The events of 1914 may seem distant, but to those who understand the modern world order the calamitous events of that year reverberate through time to this very day. Some “silly thing in the Balkans,” as predicted by Otto Von Bismarck, did indeed light Europe on fire.
The United States, at this time, it must be understood, was already an ascendant power. Its per-capita GDP in the year previous eclipsed that of Britain, Europe’s wealthiest nation, by 30 percent. What held the United States back, and allowed Europe to control financial markets throughout the world, was the American national character’s tendency towards isolationism, the Saudi Gazette reports.
Within a few short years the situation would change entirely. That silly thing in the Balkans, for one, had been dramatically underestimated, and undervalued by European thinkers of the day. Estimates at the time fell short of the true cost the war would impose by a factor of 50.
If the costs of the war had not been destructive enough, Europe also had to deal with the costs of repairing and constructing their ravaged cities and landscapes. The toll which the First World War took on the European economy is certainly difficult to ascertain, but some experts give estimates as high as 3 or 4 times the GDP of the war’s six main European actors.

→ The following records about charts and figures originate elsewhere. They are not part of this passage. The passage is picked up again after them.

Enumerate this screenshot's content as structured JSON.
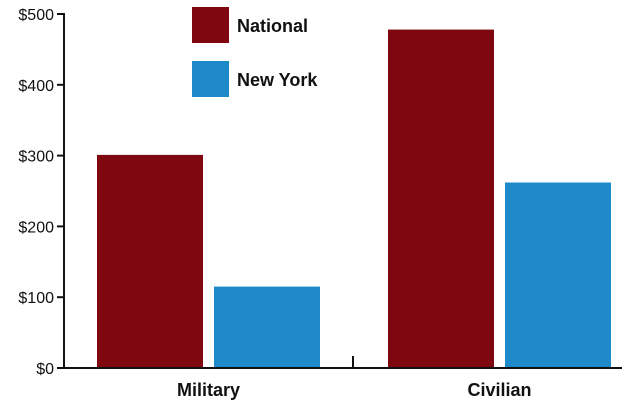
{
  "chart_data": {
    "type": "bar",
    "categories": [
      "Military",
      "Civilian"
    ],
    "series": [
      {
        "name": "National",
        "values": [
          301,
          478
        ],
        "color": "#7f070f"
      },
      {
        "name": "New York",
        "values": [
          115,
          262
        ],
        "color": "#1f8ac9"
      }
    ],
    "ylim": [
      0,
      500
    ],
    "yticks": [
      "$0",
      "$100",
      "$200",
      "$300",
      "$400",
      "$500"
    ],
    "ytick_values": [
      0,
      100,
      200,
      300,
      400,
      500
    ],
    "legend_position": "top-center",
    "grid": false
  }
}
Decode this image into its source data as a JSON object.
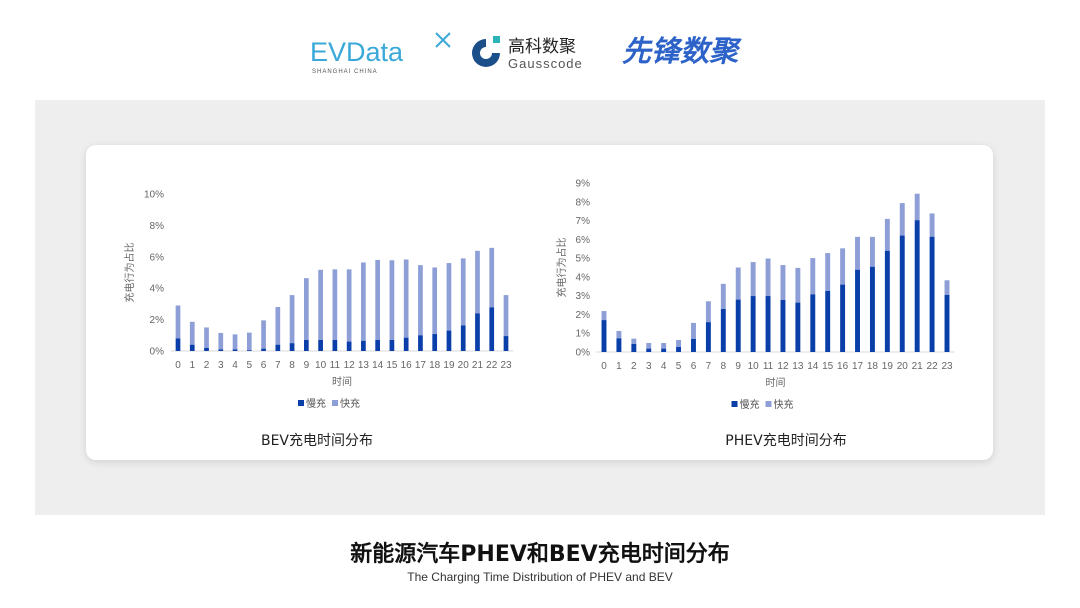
{
  "logos": {
    "evdata": {
      "text": "EVData",
      "sub": "SHANGHAI CHINA"
    },
    "gausscode": {
      "cn": "高科数聚",
      "en": "Gausscode"
    },
    "xianfeng": {
      "text": "先锋数聚"
    }
  },
  "title": "新能源汽车PHEV和BEV充电时间分布",
  "subtitle": "The Charging Time Distribution of PHEV and BEV",
  "colors": {
    "slow": "#0a3ea8",
    "fast": "#8e9fd8",
    "panel": "#eeeeee"
  },
  "chart_data": [
    {
      "type": "bar",
      "stacked": true,
      "title": "BEV充电时间分布",
      "xlabel": "时间",
      "ylabel": "充电行为占比",
      "ylim": [
        0,
        10
      ],
      "yticks": [
        "0%",
        "2%",
        "4%",
        "6%",
        "8%",
        "10%"
      ],
      "grid": false,
      "legend": "bottom",
      "categories": [
        "0",
        "1",
        "2",
        "3",
        "4",
        "5",
        "6",
        "7",
        "8",
        "9",
        "10",
        "11",
        "12",
        "13",
        "14",
        "15",
        "16",
        "17",
        "18",
        "19",
        "20",
        "21",
        "22",
        "23"
      ],
      "series": [
        {
          "name": "慢充",
          "values": [
            0.8,
            0.4,
            0.2,
            0.1,
            0.1,
            0.05,
            0.15,
            0.4,
            0.5,
            0.7,
            0.7,
            0.7,
            0.6,
            0.65,
            0.7,
            0.7,
            0.85,
            1.0,
            1.08,
            1.3,
            1.63,
            2.4,
            2.78,
            0.95
          ]
        },
        {
          "name": "快充",
          "values": [
            2.1,
            1.46,
            1.3,
            1.05,
            0.96,
            1.12,
            1.8,
            2.4,
            3.06,
            3.94,
            4.47,
            4.5,
            4.6,
            4.99,
            5.1,
            5.08,
            4.98,
            4.47,
            4.24,
            4.3,
            4.27,
            3.98,
            3.79,
            2.61
          ]
        }
      ]
    },
    {
      "type": "bar",
      "stacked": true,
      "title": "PHEV充电时间分布",
      "xlabel": "时间",
      "ylabel": "充电行为占比",
      "ylim": [
        0,
        9
      ],
      "yticks": [
        "0%",
        "1%",
        "2%",
        "3%",
        "4%",
        "5%",
        "6%",
        "7%",
        "8%",
        "9%"
      ],
      "grid": false,
      "legend": "bottom",
      "categories": [
        "0",
        "1",
        "2",
        "3",
        "4",
        "5",
        "6",
        "7",
        "8",
        "9",
        "10",
        "11",
        "12",
        "13",
        "14",
        "15",
        "16",
        "17",
        "18",
        "19",
        "20",
        "21",
        "22",
        "23"
      ],
      "series": [
        {
          "name": "慢充",
          "values": [
            1.7,
            0.73,
            0.43,
            0.18,
            0.18,
            0.27,
            0.7,
            1.59,
            2.29,
            2.79,
            2.98,
            2.98,
            2.77,
            2.63,
            3.07,
            3.25,
            3.59,
            4.38,
            4.54,
            5.39,
            6.2,
            7.02,
            6.14,
            3.04
          ]
        },
        {
          "name": "快充",
          "values": [
            0.48,
            0.39,
            0.28,
            0.3,
            0.3,
            0.37,
            0.85,
            1.11,
            1.34,
            1.71,
            1.81,
            2.0,
            1.86,
            1.85,
            1.93,
            2.02,
            1.93,
            1.75,
            1.59,
            1.7,
            1.73,
            1.41,
            1.24,
            0.78
          ]
        }
      ]
    }
  ]
}
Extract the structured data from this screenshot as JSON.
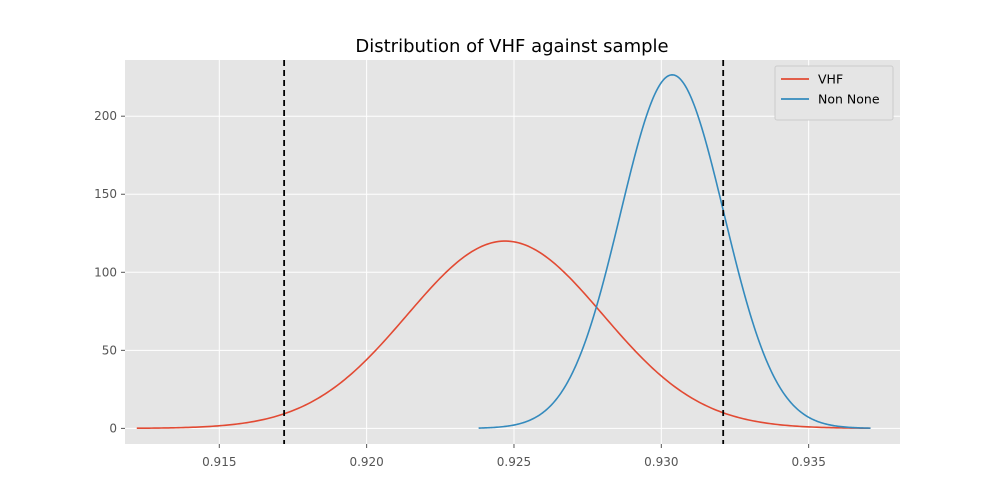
{
  "chart_data": {
    "type": "line",
    "title": "Distribution of VHF against sample",
    "xlabel": "",
    "ylabel": "",
    "xlim": [
      0.9118,
      0.9381
    ],
    "ylim": [
      -10,
      236
    ],
    "xticks": [
      0.915,
      0.92,
      0.925,
      0.93,
      0.935
    ],
    "xtick_labels": [
      "0.915",
      "0.920",
      "0.925",
      "0.930",
      "0.935"
    ],
    "yticks": [
      0,
      50,
      100,
      150,
      200
    ],
    "ytick_labels": [
      "0",
      "50",
      "100",
      "150",
      "200"
    ],
    "grid": true,
    "legend_position": "upper-right",
    "series": [
      {
        "name": "VHF",
        "color": "#e24a33",
        "mean": 0.9247,
        "std": 0.00332,
        "x_range": [
          0.9122,
          0.9371
        ],
        "peak": 120
      },
      {
        "name": "Non None",
        "color": "#348abd",
        "mean": 0.93037,
        "std": 0.00176,
        "x_range": [
          0.9238,
          0.9371
        ],
        "peak": 226.5
      }
    ],
    "vlines": [
      {
        "x": 0.9172,
        "style": "dashed",
        "color": "#000000"
      },
      {
        "x": 0.9321,
        "style": "dashed",
        "color": "#000000"
      }
    ]
  }
}
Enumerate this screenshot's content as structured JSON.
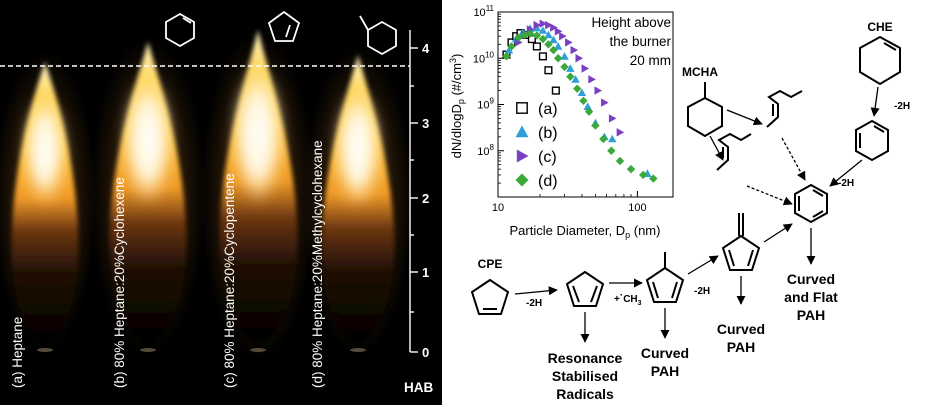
{
  "flames": {
    "labels": [
      "(a) Heptane",
      "(b) 80% Heptane:20%Cyclohexene",
      "(c) 80% Heptane:20%Cyclopentene",
      "(d) 80% Heptane:20%Methylcyclohexane"
    ],
    "hab_label": "HAB",
    "hab_ticks": [
      "0",
      "1",
      "2",
      "3",
      "4"
    ]
  },
  "chart_data": {
    "type": "scatter",
    "xlabel": "Particle Diameter, D",
    "xlabel_sub": "p",
    "xlabel_unit": " (nm)",
    "ylabel": "dN/dlogD",
    "ylabel_sub": "p",
    "ylabel_unit": " (#/cm",
    "ylabel_sup": "3",
    "ylabel_end": ")",
    "annotation": [
      "Height above",
      "the burner",
      "20 mm"
    ],
    "x_ticks": [
      "10",
      "100"
    ],
    "y_ticks": [
      {
        "base": "10",
        "exp": "8"
      },
      {
        "base": "10",
        "exp": "9"
      },
      {
        "base": "10",
        "exp": "10"
      },
      {
        "base": "10",
        "exp": "11"
      }
    ],
    "xlim": [
      10,
      180
    ],
    "ylim": [
      10000000.0,
      100000000000.0
    ],
    "x_log": true,
    "y_log": true,
    "series": [
      {
        "name": "(a)",
        "marker": "square-open",
        "color": "#000000",
        "points": [
          [
            11.5,
            12000000000.0
          ],
          [
            12.5,
            22000000000.0
          ],
          [
            13.5,
            30000000000.0
          ],
          [
            14.5,
            35000000000.0
          ],
          [
            16,
            32000000000.0
          ],
          [
            17.5,
            26000000000.0
          ],
          [
            19,
            18000000000.0
          ],
          [
            21,
            11000000000.0
          ],
          [
            23,
            5500000000.0
          ],
          [
            26,
            2000000000.0
          ]
        ]
      },
      {
        "name": "(b)",
        "marker": "triangle-up",
        "color": "#2e9fd8",
        "points": [
          [
            12,
            15000000000.0
          ],
          [
            13.5,
            26000000000.0
          ],
          [
            15,
            36000000000.0
          ],
          [
            17,
            44000000000.0
          ],
          [
            19,
            45000000000.0
          ],
          [
            21,
            40000000000.0
          ],
          [
            23,
            32000000000.0
          ],
          [
            25,
            25000000000.0
          ],
          [
            27,
            18000000000.0
          ],
          [
            30,
            11000000000.0
          ],
          [
            33,
            6000000000.0
          ],
          [
            36,
            3500000000.0
          ],
          [
            40,
            1800000000.0
          ],
          [
            44,
            900000000.0
          ],
          [
            50,
            400000000.0
          ],
          [
            58,
            200000000.0
          ],
          [
            66,
            180000000.0
          ],
          [
            118,
            32000000.0
          ]
        ]
      },
      {
        "name": "(c)",
        "marker": "triangle-right",
        "color": "#7b3fc4",
        "points": [
          [
            14,
            22000000000.0
          ],
          [
            15.5,
            32000000000.0
          ],
          [
            17,
            42000000000.0
          ],
          [
            19,
            52000000000.0
          ],
          [
            21,
            56000000000.0
          ],
          [
            23,
            52000000000.0
          ],
          [
            25,
            46000000000.0
          ],
          [
            27,
            38000000000.0
          ],
          [
            29,
            30000000000.0
          ],
          [
            32,
            22000000000.0
          ],
          [
            35,
            15000000000.0
          ],
          [
            38,
            10000000000.0
          ],
          [
            42,
            6000000000.0
          ],
          [
            47,
            3500000000.0
          ],
          [
            52,
            2000000000.0
          ],
          [
            58,
            1100000000.0
          ],
          [
            66,
            500000000.0
          ],
          [
            75,
            250000000.0
          ]
        ]
      },
      {
        "name": "(d)",
        "marker": "diamond",
        "color": "#3aa83a",
        "points": [
          [
            11.5,
            11000000000.0
          ],
          [
            12.5,
            18000000000.0
          ],
          [
            14,
            28000000000.0
          ],
          [
            15.5,
            32000000000.0
          ],
          [
            17,
            34000000000.0
          ],
          [
            19,
            31000000000.0
          ],
          [
            21,
            26000000000.0
          ],
          [
            23,
            20000000000.0
          ],
          [
            25,
            15000000000.0
          ],
          [
            27,
            10000000000.0
          ],
          [
            30,
            6500000000.0
          ],
          [
            33,
            4000000000.0
          ],
          [
            37,
            2200000000.0
          ],
          [
            41,
            1200000000.0
          ],
          [
            45,
            700000000.0
          ],
          [
            50,
            350000000.0
          ],
          [
            57,
            180000000.0
          ],
          [
            65,
            100000000.0
          ],
          [
            75,
            60000000.0
          ],
          [
            90,
            40000000.0
          ],
          [
            110,
            30000000.0
          ],
          [
            130,
            25000000.0
          ]
        ]
      }
    ]
  },
  "mechanism": {
    "che": "CHE",
    "mcha": "MCHA",
    "cpe": "CPE",
    "minus_2h": "-2H",
    "plus_ch3_pre": "+",
    "plus_ch3_sup": "·",
    "plus_ch3_main": "CH",
    "plus_ch3_sub": "3",
    "resonance": [
      "Resonance",
      "Stabilised",
      "Radicals"
    ],
    "curved_pah": [
      "Curved",
      "PAH"
    ],
    "curved_flat": [
      "Curved",
      "and Flat",
      "PAH"
    ]
  }
}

In an era when the gold standard was commonly in use, the next development played a large role in changing the financial balance between the two continents. By wars end the United States boosted its gold holdings to double what they had been at the outset. This also played a role in making the United States the world’s largest lender.
With a war torn Europe financially strapped and in desperate need of capital, the United States would cement its position as the leading global lender. Europe, on the other hand, previously the leader in that regard, would become the world’s largest borrower.
With that, the dominance of the dollar had been established, and the order established in the period since World War I has yet to be reversed. The four hundred year reign of European leadership throughout the world had come to catastrophic end.